Lo veíamos en las comedias románticas de principios de los 2000 donde todo giraba en torno a una boda –sobre todo sus títulos–. Las amigas eran el entretenimiento en la sala de espera del matrimonio. A no ser, claro, que se perteneciese a ese grupo –dios nos libre– de las solteronas. Series como Sexo en Nueva York intentaron una puesta en escena romántica y glamurosa de ese grupo ya no ridiculizado, pero tampoco salió muy bien. Las amigas eran entonces un par de oídos a los que contar amores y desamores; sus preocupaciones y anhelos poco importaban. A esos brunchs cada una había ido a hablar de su libro.

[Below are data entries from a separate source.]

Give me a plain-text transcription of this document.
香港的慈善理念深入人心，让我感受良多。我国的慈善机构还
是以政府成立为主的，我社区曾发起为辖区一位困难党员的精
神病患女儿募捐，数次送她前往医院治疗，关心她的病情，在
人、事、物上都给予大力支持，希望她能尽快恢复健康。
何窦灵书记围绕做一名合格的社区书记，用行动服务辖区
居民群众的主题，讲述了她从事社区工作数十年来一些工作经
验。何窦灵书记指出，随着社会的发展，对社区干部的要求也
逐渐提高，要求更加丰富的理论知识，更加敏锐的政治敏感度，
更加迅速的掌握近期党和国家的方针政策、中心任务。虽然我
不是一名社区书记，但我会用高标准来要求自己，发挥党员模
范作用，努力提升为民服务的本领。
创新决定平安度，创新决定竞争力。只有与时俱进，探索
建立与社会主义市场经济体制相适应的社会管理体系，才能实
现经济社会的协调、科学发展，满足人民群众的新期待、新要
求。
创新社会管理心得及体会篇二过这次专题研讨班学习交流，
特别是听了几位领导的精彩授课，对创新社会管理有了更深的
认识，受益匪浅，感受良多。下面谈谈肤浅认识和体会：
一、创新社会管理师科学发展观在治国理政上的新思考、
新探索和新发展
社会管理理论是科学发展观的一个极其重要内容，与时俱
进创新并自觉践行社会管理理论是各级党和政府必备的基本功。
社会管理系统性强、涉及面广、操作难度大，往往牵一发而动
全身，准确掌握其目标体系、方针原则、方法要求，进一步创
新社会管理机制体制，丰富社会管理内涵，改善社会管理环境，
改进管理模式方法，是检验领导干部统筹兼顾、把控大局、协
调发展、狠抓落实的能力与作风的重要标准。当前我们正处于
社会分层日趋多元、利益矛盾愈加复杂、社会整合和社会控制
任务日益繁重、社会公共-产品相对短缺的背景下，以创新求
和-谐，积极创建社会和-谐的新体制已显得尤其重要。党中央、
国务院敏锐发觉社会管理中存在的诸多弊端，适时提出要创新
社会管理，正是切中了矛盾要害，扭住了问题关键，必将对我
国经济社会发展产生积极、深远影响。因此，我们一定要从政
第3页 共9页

Me parece injusto tomar algo que nos apoya, nos guía, nos forma y nos conforma como una sala de espera. Sobre todo teniendo en cuenta que el matrimonio, esa gran institución, acabará ocurriendo a la par que la jubilación al paso que vamos. La edad media a la que se casa una persona en España son 37 años. En el año 2000, eran 30. En 1976 –primer año del que hay datos disponibles en el INE–, era a los 25. Ya veis el patrón. Un patrón que implica algo sobre lo que escribió la periodista Rebecca Treister en un artículo para Salon: «Durante los 20 y hasta los 30, las mujeres nos proporcionan el sustento emocional e intelectual y la curiosidad compartida sobre la vida que ya no obtenemos de nuestros padres, ni de nuestros maridos, ni de nuestras parejas sexuales temporales o inexistentes». Las amigas nos hacen quienes somos, a través del vínculo nos construimos como mujeres adultas.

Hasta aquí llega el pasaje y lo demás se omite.